What happens if the two professionals do not agree? What processes are there for resolving disputes of this kind in which, say, a doctor does not believe that there are valid grounds for a renewal passport and the responsible clinician does? If the responsible clinician remains in overall charge of the patient, is his or her opinion trumped by that of a doctor? If so, where does the government amendment make that clear? Who, in the end, takes the decision?

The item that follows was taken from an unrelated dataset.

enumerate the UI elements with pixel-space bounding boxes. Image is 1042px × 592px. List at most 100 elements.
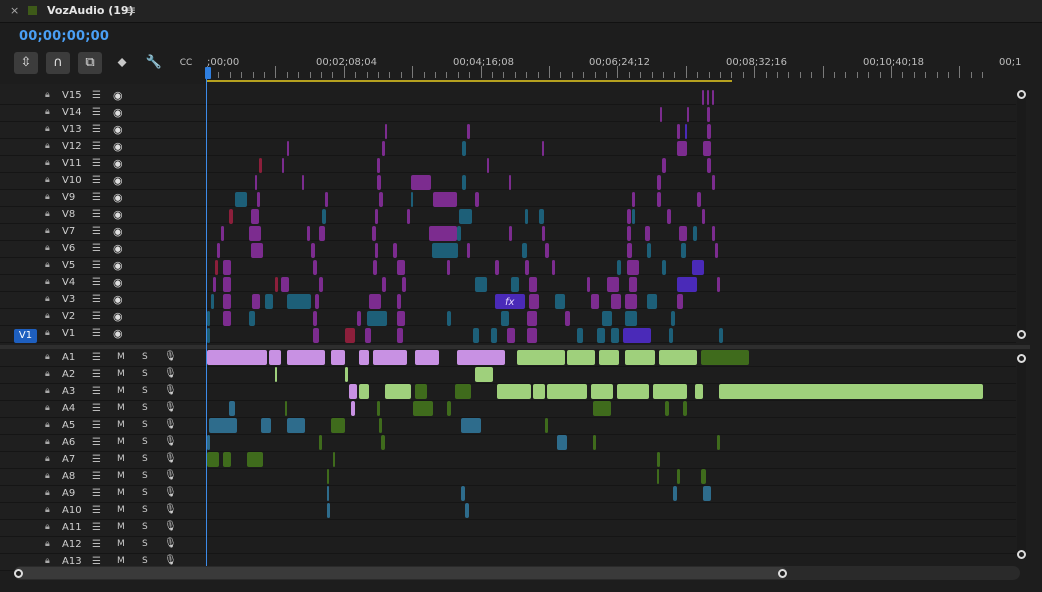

Secondly, the concerns which I and others raised in Committee related primarily to professional expertise. Our worry was that renewal of the detention order is at least as complex a business as the original decision to detain—it is often more so—and therefore it cannot be right to allow for professionals who lack the necessary competencies to take the renewal decision. This concern has since been echoed by the Joint Committee on Human Rights following a case heard by the European Court. The key requirement from the human rights point of view is that the approval of the responsible clinician should depend for its validity on his competence to provide the objective medical expertise required by the convention. Either he has that competence or he does not. I continue to argue that it is essential for a medical practitioner to be intimately involved in the decision making. Initially the Government took a different view but they have now changed their mind. Do they now acknowledge that the Bill in its current form is not human rights compliant, and if so do they believe that their amendments put right the defect?